Foundations of Electrostatics: Charge, Coulomb Interaction, and Realistic Charge Distributions

Electric charge

A fundamental property of matter that causes electric interactions; like charges repel and unlike charges attract (charge is the “source” of electric forces/fields).

Charge conservation

Principle that the total charge of an isolated system remains constant: if no charge enters/leaves, then Qinitial = Qfinal (charge can be transferred between objects, but total stays fixed).

Elementary charge (e)

The fundamental unit of charge magnitude: e = 1.602×10^−19 C (protons have +e, electrons have −e).

Quantization of charge

Charge exists in discrete amounts; any net charge is an integer multiple of e: q = n e, where n is an integer.

Conductor

Material in which charges (typically electrons) move freely; excess charge redistributes and, at electrostatic equilibrium, resides on the surface.

Insulator

Material in which charges are bound to atoms/molecules and do not move freely through the object.

Polarization

Slight separation/shift of positive and negative charge within a neutral object (e.g., molecular distortion in insulators or electron movement in conductors), enabling attraction to a nearby charged object without changing net charge.

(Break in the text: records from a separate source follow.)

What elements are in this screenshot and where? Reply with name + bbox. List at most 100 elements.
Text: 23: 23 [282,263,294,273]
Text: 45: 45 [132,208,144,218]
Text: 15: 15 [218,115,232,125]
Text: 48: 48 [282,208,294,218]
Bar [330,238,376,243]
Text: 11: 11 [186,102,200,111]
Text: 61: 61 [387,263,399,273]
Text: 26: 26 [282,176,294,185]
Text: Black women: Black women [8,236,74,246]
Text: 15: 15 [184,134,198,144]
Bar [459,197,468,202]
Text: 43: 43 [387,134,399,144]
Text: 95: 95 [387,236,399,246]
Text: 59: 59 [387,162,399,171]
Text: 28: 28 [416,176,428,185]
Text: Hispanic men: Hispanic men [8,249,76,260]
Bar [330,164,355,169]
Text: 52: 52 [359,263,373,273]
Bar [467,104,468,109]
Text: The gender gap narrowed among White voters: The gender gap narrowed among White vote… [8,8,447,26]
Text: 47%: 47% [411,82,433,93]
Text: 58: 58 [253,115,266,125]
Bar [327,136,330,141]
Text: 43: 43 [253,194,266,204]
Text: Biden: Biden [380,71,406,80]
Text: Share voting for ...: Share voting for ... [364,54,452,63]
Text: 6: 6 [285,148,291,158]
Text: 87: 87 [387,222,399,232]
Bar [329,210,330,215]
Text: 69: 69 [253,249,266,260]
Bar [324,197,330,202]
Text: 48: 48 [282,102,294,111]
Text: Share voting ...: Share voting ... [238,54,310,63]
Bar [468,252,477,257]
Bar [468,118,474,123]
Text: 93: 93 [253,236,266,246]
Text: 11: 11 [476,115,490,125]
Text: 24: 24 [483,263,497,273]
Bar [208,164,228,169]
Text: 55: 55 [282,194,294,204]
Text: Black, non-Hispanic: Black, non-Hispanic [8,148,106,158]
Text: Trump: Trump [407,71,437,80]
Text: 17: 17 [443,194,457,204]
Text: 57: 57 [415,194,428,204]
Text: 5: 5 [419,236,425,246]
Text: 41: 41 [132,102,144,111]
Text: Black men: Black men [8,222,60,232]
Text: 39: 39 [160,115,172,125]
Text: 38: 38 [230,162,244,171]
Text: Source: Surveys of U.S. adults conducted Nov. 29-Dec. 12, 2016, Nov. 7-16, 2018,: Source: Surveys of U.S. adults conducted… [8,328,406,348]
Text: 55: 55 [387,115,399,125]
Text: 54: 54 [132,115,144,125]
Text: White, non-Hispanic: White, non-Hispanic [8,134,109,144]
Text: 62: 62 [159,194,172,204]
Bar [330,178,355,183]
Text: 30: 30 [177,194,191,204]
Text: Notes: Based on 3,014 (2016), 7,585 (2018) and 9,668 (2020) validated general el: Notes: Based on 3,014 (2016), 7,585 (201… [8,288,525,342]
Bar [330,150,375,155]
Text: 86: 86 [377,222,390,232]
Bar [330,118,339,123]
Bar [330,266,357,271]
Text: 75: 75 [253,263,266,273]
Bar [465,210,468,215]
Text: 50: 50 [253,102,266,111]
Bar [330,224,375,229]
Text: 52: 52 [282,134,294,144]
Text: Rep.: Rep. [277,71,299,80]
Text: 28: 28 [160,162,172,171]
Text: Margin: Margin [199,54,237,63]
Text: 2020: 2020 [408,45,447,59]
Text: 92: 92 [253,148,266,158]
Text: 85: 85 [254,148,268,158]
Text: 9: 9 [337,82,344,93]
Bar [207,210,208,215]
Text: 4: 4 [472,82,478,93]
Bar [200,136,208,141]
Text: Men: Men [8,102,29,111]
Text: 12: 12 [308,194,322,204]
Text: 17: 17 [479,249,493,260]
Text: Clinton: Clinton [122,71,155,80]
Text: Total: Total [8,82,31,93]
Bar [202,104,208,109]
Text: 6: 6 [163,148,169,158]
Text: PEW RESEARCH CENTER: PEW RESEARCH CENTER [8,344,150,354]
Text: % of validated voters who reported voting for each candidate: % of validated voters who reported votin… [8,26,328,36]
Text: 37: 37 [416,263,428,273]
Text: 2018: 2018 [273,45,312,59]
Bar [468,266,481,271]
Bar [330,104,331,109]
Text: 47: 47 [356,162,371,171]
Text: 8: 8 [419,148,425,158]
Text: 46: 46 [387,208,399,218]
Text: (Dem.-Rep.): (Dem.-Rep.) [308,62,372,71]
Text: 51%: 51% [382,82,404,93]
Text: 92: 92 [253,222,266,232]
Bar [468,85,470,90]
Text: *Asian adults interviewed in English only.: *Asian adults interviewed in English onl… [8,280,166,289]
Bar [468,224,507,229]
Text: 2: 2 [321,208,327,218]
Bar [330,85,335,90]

Electrostatic equilibrium (conductor)

State where charge on a conductor has finished redistributing; in this state, excess charge is on the surface (not throughout the volume).

Charging by friction (triboelectric effect)

Charging process where rubbing transfers electrons between materials; one object gains electrons (becomes negative) and the other loses electrons (becomes positive).

Charging by conduction (contact)

Charging process where a charged conductor touches another conductor and charge flows until they reach the same electric potential; total charge is conserved.

Charging by induction

Charging without contact: a nearby charge rearranges charges in a conductor; with a grounding step and proper removal sequence, the conductor can end with a net charge.

Grounding

Providing a conducting path to Earth so electrons can flow to/from an object during induction, depending on whether the external charge attracts or repels electrons.

Coulomb’s law

Law giving the electrostatic force between two point charges at rest: magnitude F = k |q1 q2| / r^2, along the line joining the charges.

Coulomb’s constant (k)

Constant in Coulomb’s law: k = 1/(4π ε0) ≈ 8.99×10^9 N·m^2/C^2.

Permittivity of free space (ε0)

Physical constant relating to electric interactions in vacuum: ε0 = 8.854×10^−12 C^2/(N·m^2).

Point charge

Idealized charge whose size is negligible compared with the distances involved, allowing it to be treated as located at a single point.

Inverse-square dependence

Relationship where a force magnitude decreases as 1/r^2; in Coulomb’s law, doubling r makes the force 1/4 as large.

Vector form of Coulomb force

Force on q1 due to q2 written with direction explicitly: F⃗{1←2} = k (q1 q2 / r^2) r̂{1←2}, where the sign of q1 q2 sets attraction vs. repulsion.

Unit vector r̂_{1←2}

A unit vector pointing from charge q2 toward charge q1; used to encode direction in Coulomb’s law vector form.

Superposition principle (electric force)

Net electrostatic force on a charge equals the vector sum of forces from all other charges: F⃗net = Σ F⃗{←i}.

Charge distribution

Model where charge is spread continuously over an object (line/surface/volume); you divide into small pieces dq and integrate their Coulomb-law contributions.

Differential charge element (dq)

An infinitesimal piece of charge used in integrals for distributions; typically dq = λ dl, dq = σ dA, or dq = ρ dV.

Linear charge density (λ)

Charge per unit length along a line/rod: λ = dq/dl (units: C/m). For uniform density, λ = Q/L.

Surface charge density (σ)

Charge per unit area on a surface: σ = dq/dA (units: C/m^2).

Volume charge density (ρ)

Charge per unit volume in a region: ρ = dq/dV (units: C/m^3).